Bu kapsamda özellikle Uluslararası Lider Araştırmacılar Programı vasıtasıyla 21 farklı ülkeden, 127 üst düzey araştırmacının çalışmalarını Türkiye'ye taşıdığını belirten Erdoğan, Fransa'nın ve dünyanın önde gelen araştırma kuruluşlarından birinde 36 yıldır "temiz ve güvenli enerji" konusunda çalışmalar yürüten Prof. Dr. İskender Gökalp'in bu bilim insanlarından biri olduğunu söyledi.
Bir diğer ismin de iklim değişikliği alanında çok önemli çalışmaları olan ve Hükümetlerarası İklim Değişikliği Paneli Üyesi Prof. Dr. Erik Jeppesen olduğunu anlatan Erdoğan, şöyle devam etti:
"Aynı şekilde Dr. Hasan Demirci de Stanford Üniversitesindeki laboratuvarını ülkemizde taşıyarak, 'Yapısal Biyofizik, Yapısal Biyoloji ve Protein Mühendisliği' çalışmalarını ülkemizde yürütecek. Bu yıl TÜBA ödülü almaya hak kazanan bilim insanlarımızdan Dr. Rodica Eliza Gheorghe, Dr. Savaş Taşoğlu ve Dr. Ayşegül Doğan da Uluslararası Lider Araştırmacılar Programı kapsamında ülkemize gelen isimler arasında yer alıyor. Tüm bu bilim insanlarımızı kıymetli çalışmaları için bir kez daha tebrik ediyorum. İnşallah bu yıl içerisinde yeni bir çağrı daha açarak alanının en iyisi en az 100 araştırmacıyı da ülkemize kazandıracağız. Sizlerin gayreti ve müteşebbislerimizin cesaretiyle yükselen bilim ve teknoloji eko sistemimizin meyvelerini vermesi, bizleri doğrusu mutlu ediyor. Ancak daha gidecek çok yolumuz, yapacak çok işimiz var.

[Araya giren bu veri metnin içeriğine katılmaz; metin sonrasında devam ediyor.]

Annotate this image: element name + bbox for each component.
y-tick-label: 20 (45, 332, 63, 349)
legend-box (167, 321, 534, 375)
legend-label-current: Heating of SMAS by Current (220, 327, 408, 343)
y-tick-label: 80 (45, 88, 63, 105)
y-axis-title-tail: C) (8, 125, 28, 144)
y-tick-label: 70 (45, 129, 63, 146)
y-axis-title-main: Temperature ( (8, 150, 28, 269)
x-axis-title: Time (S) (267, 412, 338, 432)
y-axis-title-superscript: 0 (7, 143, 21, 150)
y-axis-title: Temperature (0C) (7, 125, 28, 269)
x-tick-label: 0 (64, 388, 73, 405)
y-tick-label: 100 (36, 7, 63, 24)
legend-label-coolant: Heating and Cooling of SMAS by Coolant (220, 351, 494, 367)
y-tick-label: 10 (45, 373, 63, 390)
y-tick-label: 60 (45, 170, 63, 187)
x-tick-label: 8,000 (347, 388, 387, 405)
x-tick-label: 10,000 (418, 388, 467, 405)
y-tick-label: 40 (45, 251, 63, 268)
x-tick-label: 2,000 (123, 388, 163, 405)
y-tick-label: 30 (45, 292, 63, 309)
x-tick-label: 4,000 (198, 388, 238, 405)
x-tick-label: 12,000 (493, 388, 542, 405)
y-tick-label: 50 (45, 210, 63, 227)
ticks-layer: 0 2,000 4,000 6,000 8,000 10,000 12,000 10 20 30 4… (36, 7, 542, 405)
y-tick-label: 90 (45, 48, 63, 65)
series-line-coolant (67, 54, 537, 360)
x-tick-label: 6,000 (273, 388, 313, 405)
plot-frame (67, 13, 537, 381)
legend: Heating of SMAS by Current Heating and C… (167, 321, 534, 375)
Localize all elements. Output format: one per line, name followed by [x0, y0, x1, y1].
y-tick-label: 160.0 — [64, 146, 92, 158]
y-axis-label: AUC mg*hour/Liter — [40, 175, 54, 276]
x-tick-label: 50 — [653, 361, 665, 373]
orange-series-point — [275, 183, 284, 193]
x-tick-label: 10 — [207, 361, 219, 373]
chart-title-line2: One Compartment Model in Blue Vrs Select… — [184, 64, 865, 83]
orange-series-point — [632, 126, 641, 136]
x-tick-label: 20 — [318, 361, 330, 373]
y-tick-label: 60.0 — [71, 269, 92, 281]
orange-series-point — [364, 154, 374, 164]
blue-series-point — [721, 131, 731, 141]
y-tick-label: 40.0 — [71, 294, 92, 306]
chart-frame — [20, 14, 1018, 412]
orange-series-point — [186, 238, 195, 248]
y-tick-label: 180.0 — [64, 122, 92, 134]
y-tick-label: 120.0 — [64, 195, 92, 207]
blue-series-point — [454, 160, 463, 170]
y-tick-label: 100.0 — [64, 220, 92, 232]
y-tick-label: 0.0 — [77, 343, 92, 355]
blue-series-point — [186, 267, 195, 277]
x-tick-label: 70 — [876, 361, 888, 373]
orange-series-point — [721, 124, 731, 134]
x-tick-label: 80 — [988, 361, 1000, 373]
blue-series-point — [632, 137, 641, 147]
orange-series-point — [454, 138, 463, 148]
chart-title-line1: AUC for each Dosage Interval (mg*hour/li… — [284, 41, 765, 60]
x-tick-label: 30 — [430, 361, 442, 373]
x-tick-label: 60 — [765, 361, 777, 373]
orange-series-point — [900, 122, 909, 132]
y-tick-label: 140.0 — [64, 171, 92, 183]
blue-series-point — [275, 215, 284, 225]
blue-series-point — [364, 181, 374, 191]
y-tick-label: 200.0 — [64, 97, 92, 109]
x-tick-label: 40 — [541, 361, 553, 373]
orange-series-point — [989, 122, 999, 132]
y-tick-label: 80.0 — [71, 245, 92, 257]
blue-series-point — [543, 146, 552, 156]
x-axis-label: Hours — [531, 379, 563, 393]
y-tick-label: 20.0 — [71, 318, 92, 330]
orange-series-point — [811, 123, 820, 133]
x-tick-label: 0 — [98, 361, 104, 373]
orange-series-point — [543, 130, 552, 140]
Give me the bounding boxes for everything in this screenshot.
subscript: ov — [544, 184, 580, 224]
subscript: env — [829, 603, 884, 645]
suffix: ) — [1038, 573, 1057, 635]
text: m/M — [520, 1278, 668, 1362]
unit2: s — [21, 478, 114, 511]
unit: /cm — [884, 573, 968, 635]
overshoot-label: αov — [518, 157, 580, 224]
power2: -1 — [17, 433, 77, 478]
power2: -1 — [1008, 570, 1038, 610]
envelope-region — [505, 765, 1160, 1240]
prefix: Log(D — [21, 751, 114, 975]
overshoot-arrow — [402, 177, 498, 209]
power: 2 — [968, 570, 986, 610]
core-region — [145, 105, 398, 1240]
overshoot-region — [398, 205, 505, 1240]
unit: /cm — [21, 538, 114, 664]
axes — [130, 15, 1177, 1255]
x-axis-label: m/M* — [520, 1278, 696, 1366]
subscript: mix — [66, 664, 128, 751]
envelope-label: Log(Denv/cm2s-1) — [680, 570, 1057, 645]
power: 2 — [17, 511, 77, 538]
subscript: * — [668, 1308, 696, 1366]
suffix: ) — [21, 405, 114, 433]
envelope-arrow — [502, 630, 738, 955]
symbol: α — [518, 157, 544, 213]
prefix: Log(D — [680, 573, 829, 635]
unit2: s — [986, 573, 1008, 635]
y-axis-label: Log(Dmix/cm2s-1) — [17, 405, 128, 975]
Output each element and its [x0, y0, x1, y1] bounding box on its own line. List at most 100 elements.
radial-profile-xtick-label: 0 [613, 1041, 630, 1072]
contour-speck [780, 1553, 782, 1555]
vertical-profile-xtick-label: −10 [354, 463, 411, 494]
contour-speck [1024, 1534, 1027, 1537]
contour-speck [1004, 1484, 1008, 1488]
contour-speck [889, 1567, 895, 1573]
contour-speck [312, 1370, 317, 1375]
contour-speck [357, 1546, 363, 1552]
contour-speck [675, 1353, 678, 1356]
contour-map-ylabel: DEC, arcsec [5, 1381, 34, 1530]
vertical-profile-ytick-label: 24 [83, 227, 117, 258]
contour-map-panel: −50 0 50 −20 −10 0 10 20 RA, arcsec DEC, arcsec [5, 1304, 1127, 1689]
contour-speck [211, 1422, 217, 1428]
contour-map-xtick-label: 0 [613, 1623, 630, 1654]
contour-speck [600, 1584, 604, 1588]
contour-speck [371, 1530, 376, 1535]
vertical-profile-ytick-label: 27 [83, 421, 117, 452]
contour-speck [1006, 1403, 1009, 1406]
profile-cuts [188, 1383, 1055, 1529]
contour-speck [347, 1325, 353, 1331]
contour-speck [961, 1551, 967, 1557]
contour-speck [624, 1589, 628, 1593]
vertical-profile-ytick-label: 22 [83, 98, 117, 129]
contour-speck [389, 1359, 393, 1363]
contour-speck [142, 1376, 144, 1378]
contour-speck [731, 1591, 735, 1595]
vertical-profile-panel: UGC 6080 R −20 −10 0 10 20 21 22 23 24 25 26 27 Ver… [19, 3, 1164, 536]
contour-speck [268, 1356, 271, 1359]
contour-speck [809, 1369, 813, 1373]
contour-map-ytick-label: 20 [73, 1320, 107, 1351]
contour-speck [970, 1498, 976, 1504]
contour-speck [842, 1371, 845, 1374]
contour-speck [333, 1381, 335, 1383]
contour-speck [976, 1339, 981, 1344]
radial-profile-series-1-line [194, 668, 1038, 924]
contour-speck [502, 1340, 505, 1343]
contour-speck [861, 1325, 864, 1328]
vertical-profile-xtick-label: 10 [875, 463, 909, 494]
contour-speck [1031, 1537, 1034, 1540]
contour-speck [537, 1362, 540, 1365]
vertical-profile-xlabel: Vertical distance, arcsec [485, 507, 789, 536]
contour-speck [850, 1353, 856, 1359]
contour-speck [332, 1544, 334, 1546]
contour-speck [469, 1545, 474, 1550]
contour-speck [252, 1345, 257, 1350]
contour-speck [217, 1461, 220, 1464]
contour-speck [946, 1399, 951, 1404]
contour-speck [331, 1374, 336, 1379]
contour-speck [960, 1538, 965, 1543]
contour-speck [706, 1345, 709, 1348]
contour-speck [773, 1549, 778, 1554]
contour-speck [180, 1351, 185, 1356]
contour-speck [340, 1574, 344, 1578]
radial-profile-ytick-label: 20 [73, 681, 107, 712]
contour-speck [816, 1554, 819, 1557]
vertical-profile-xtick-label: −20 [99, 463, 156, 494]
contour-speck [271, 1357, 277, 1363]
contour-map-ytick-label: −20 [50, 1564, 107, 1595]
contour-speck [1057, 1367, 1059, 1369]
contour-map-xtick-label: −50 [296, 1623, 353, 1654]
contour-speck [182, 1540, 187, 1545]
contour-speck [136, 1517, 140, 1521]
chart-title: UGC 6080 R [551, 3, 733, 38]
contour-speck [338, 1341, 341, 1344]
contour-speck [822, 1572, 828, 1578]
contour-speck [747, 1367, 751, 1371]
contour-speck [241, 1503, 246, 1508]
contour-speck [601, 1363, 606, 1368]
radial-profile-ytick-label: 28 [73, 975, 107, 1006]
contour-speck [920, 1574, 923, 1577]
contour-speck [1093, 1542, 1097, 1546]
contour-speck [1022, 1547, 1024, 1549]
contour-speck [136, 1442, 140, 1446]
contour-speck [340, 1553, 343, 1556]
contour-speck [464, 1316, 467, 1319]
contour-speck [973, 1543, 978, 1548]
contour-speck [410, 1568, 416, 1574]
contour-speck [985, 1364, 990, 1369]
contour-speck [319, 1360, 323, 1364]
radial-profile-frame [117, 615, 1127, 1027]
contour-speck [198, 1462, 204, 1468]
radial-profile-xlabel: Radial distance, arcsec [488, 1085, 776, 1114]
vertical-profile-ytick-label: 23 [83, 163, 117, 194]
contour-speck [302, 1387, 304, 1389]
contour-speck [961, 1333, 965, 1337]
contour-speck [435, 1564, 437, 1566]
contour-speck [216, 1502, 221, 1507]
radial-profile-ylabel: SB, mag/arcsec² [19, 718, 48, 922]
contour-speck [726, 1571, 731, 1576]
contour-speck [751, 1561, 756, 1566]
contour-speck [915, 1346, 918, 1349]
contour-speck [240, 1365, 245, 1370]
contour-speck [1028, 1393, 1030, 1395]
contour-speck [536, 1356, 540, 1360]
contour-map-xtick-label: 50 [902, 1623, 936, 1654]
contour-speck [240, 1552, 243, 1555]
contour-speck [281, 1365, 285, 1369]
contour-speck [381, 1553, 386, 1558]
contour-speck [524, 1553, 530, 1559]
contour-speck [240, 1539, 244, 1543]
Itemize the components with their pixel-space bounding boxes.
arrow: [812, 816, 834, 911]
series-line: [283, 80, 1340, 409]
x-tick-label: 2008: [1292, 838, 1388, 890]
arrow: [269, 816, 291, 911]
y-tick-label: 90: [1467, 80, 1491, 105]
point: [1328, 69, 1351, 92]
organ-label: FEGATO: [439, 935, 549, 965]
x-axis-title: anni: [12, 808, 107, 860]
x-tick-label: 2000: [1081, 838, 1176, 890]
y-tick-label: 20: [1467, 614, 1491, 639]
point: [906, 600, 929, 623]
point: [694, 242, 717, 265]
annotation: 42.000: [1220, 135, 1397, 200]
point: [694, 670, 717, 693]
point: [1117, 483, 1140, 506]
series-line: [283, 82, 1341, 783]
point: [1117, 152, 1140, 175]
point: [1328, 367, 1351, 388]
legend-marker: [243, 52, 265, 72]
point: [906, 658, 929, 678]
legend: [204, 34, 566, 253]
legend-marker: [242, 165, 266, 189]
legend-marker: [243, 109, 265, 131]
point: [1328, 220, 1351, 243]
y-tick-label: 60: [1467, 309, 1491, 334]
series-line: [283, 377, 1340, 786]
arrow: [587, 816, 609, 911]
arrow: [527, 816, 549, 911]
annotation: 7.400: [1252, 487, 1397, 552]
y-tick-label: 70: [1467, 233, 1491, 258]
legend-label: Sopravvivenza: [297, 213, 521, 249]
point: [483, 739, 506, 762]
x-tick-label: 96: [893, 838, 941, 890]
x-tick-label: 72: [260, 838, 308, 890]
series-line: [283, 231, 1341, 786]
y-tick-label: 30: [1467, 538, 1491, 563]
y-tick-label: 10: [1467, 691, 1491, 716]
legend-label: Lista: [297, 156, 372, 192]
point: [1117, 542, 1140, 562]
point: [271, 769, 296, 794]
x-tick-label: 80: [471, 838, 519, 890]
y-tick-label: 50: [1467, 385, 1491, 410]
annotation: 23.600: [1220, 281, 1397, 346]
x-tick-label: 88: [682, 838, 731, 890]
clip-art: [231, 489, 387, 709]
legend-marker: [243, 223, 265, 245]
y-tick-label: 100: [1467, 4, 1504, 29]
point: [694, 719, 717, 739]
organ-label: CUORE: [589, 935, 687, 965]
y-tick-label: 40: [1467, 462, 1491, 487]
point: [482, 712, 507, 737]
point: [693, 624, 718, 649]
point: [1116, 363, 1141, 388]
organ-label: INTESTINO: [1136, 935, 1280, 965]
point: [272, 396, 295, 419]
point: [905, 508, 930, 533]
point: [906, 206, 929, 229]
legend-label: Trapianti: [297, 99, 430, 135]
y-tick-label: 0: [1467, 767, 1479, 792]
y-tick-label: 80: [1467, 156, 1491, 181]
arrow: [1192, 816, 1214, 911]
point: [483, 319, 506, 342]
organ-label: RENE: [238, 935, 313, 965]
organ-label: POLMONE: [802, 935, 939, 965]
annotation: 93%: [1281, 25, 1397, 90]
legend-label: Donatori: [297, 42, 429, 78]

Sahip olduğumuz sinerji ve potansiyelin bizleri en kısa sürede hedeflerimize ulaştıracağına yürekten inanıyorum."
Erdoğan, Sanayi ve Teknoloji Bakanlığına, Türkiye'nin öncü araştırma ve akademi kurumları TÜBİTAK ve TÜBA'ya teşekkürlerini ileterek, ödül alan tüm bilim insanlarını tebrik etti.
NOTLAR
Cumhurbaşkanı Erdoğan'a konuşmasının ardından Sanayi ve Teknoloji Bakanı Mustafa Varank tarafından TÜBİTAK ve TÜBA adına günün anısına hediye takdim edildi.
Bakan Varank, bu doğrultuda, Türkiye'nin ilk milli mikroişlemcisi "Çakıl" ile TÜBA Türk İslam Bilim ve Kültür Mirası Projesi kapsamında 2020'de yayımlanan 5 eseri Erdoğan'a sundu. Erdoğan, bu sırada "Kitap oldu mu bayılırım." ifadesini kullandı.
Cumhurbaşkanı Erdoğan, daha sonra ödül almaya hak kazanan bilim insanlarına ödüllerini verdi ve onlarla hatıra fotoğrafı çektirdi.
Takdim sırasında Doç. Dr. Burcu Özsoy, Erdoğan'a Antarktika'dan getirdiği bir taşı hediye etti.
Törene TBMM Başkanı Mustafa Şentop, Cumhurbaşkanı Yardımcısı Fuat Oktay, Milli Savunma Bakanı Hulusi Akar, YÖK Başkanı Prof. Dr. Yekta Saraç ile Cumhurbaşkanlığı Savunma Sanayii Başkanı İsmail Demir de katıldı.